We were able to refine the admixture proportions by running `miqoGraph` at higher resolutions of *K* = 3 and 4. By leveraging the knowledge that Karatiana should be admixed, learned from the *K* = 2 output, `miqoGraph` inferred the correct topology almost instantaneously (1s and 3s, respectively). At *K* = 4, the inferred admixture proportions 25%-75% corresponded closely to the values of 28%-72% estimated by `qpGraph`, and the drift lengths were also similar (see supplementary materials). The admixture graph inferred by `miqoGraph` at *K* = 4 is shown in Figure 2. In this topology, Karatiana is admixed between an ancient North Eurasian-related and a present-day East Asian-related source, consistent with previous results examining the initial peopling of the Americas (Raghavan *et al.*, 2014).

## 4 Limitations

The main limitation of `miqoGraph` lies in the restriction of admixture events to the leaf nodes of the graph and therefore, the interpretation of its output in the presence of multiple nested admixture events. Suppose a particular population A has admixture from populations B and C, and that B itself is admixed from D and E. The ordering of these events is not captured in our representation of the graph, and it can be challenging to reconstruct the correct sequence of events leading to the true admixture graph. To aid interpretability, our framework allows the user to sequentially add new populations while fixing the topology for other populations. The positions of these new populations can vary freely, or they can be tentatively assigned to positions based on the user’s best guess, giving the optimizer a “warm start” to improve upon. A second issue with our approach is that the proportion of admixture inferred is done in discrete values whose granularity is specified *a priori*. It is possible that at low admixture granularities, the best-fit topology may be incorrect.

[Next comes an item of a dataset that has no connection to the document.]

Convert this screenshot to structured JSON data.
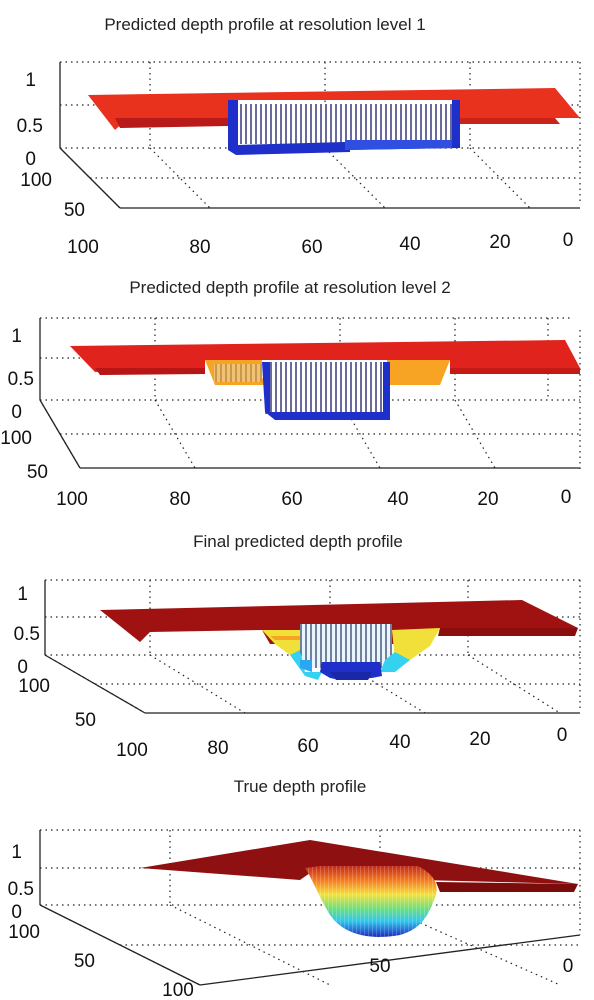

One possible way to mitigate this effect is to use `miqoGraph` to explore a possible set of graph topologies and then to use continuous optimizers such as that implemented in `AdmixTools` (Patterson *et al.*, 2012) to fit parameters on these topologies.

## 5 Conclusion

Our results show that `miqoGraph` is able to simultaneously infer topologies, drift lengths, and admixture proportions in seconds to minutes for both simulated and real-world cases. The formulation is primarily useful in settings with few nested admixture events. Nonetheless, the use of integer optimization to model what was previously a combination of labor-intensive manual enumeration and continuous optimization represents a significant step forward in efficient inference of admixture graphs.

## Acknowledgements

The authors thank Dimitris Bertsimas and members of the Reich laboratory for productive discussions.